In a truly epic feat of irresponsibility and cynicism, the California legislature, after months of battles, passed a budget that solves none of the underlying problems. The projected deficit for next year is already estimated to be at least $19 billion. They labored mightily and noisily for months and accomplished nothing but evading responsibility and letting the next guy clean up the mess.
It’s really quite depressing. The public pension funding shortfall continues virtually unabated. The big unions cheerfully tossed their new hires under the bus and sadly agreed that new employees will need to sacrifice so that current hires can continue on their gravy train. Worse, this cynical, self-serving maneuver does nothing to solve the current pension funding problem.
Our legislators are little better. In a massive bout of self-interest fueled almost certainly by campaign contributions, they caved to corporate interests and refused to implement badly needed reforms. Schwarzenegger wept crocodile tears and then pole axed those least able to fight back, i.e. the poor, sick, and handicapped, with almost $1 billion in line-item vetoes of funding. I’m sure the disadvantaged appreciate being singled out for even more budget cuts.
Instead of trying to be responsible and do the right thing for Californians, the legislature and the governor simply pushed the whole thing to the next session when the budget will be in even worse shape and the legislative chambers filled with newbies. Neither Jerry Brown nor Meg Whitman have produced anything like a coherent plan for the budget, relying instead on vague promises to grow the economy (Whitman) or ask the voters what they think should be done (Brown). Neither of those fuzzy-minded plans has the slightest relevance to actual budget problems. Growing the economy takes years and asking the voters what to do is also time-consuming – and, by the way, weren’t legislators elected to carry out the will of the voters and follow the State Constitution? The California Constitution mandates the budget be passed by June 15th and that it be balanced. Apparently, Sacramento now finds it unnecessary to bother itself with such trifles, not when raising mountains of campaign cash can be done by stonewalling on the budget and demonizing the other side.

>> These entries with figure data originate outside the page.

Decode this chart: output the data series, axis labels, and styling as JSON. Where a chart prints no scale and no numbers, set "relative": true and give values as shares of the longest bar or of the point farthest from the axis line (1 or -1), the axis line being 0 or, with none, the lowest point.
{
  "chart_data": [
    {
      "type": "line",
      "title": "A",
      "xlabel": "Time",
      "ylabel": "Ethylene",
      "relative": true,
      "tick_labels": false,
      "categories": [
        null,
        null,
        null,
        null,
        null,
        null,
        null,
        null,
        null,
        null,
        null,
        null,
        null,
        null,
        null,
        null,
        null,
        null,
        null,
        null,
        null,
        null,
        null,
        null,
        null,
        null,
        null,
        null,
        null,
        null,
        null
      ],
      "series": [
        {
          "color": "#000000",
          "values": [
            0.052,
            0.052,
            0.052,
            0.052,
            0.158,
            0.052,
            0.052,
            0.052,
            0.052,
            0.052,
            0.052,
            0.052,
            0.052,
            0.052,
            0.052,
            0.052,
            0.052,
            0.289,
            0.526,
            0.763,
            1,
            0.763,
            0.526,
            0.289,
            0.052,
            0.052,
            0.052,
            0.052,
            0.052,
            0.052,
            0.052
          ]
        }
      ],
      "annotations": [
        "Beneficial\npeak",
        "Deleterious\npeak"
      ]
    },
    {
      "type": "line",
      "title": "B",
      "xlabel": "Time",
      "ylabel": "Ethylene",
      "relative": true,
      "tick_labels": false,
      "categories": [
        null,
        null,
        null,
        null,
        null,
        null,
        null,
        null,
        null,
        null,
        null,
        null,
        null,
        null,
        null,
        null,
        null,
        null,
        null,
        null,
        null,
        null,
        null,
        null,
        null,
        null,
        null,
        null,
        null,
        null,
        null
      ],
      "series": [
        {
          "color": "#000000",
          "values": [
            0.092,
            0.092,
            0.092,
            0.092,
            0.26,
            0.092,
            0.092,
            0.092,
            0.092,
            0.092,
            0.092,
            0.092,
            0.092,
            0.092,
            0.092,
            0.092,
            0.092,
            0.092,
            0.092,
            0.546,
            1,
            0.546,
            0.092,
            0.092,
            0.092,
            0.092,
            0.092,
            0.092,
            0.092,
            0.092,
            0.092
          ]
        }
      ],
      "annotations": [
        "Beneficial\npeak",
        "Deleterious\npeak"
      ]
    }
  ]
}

But wait, there’s more. The budget, train wreck that it is, is based on cheerfully perky estimates of projected state revenue and the pie-in-the-sky expectations that the federal government will helicopter drop in several billion dollars more than they’ve promised. Does any of this seem realistic to you? I didn’t think so.
All the easy budget cuts and most of the hard ones have already been made. The next budget fights will begin almost instantly when the new legislative session begins in January. And really, nothing of substance has changed. Yes, these budget problems are serious and intractable, and some legislators have been responsible and tried to genuinely solve the problems. But on balance, the California legislature has done an abysmal job trying to solve these problems. Instead, they’ve stonewalled, evaded, and caved to their individual special interests.
We need responsible government, not the slow-moving disaster known as the California legislature. The budget disaster gets more perilous each month as the state’s credit rating slides and the interest rates it must pay for loans and bonds increases. This is not a static situation. It doesn’t stay the same. Instead, it will only get worse.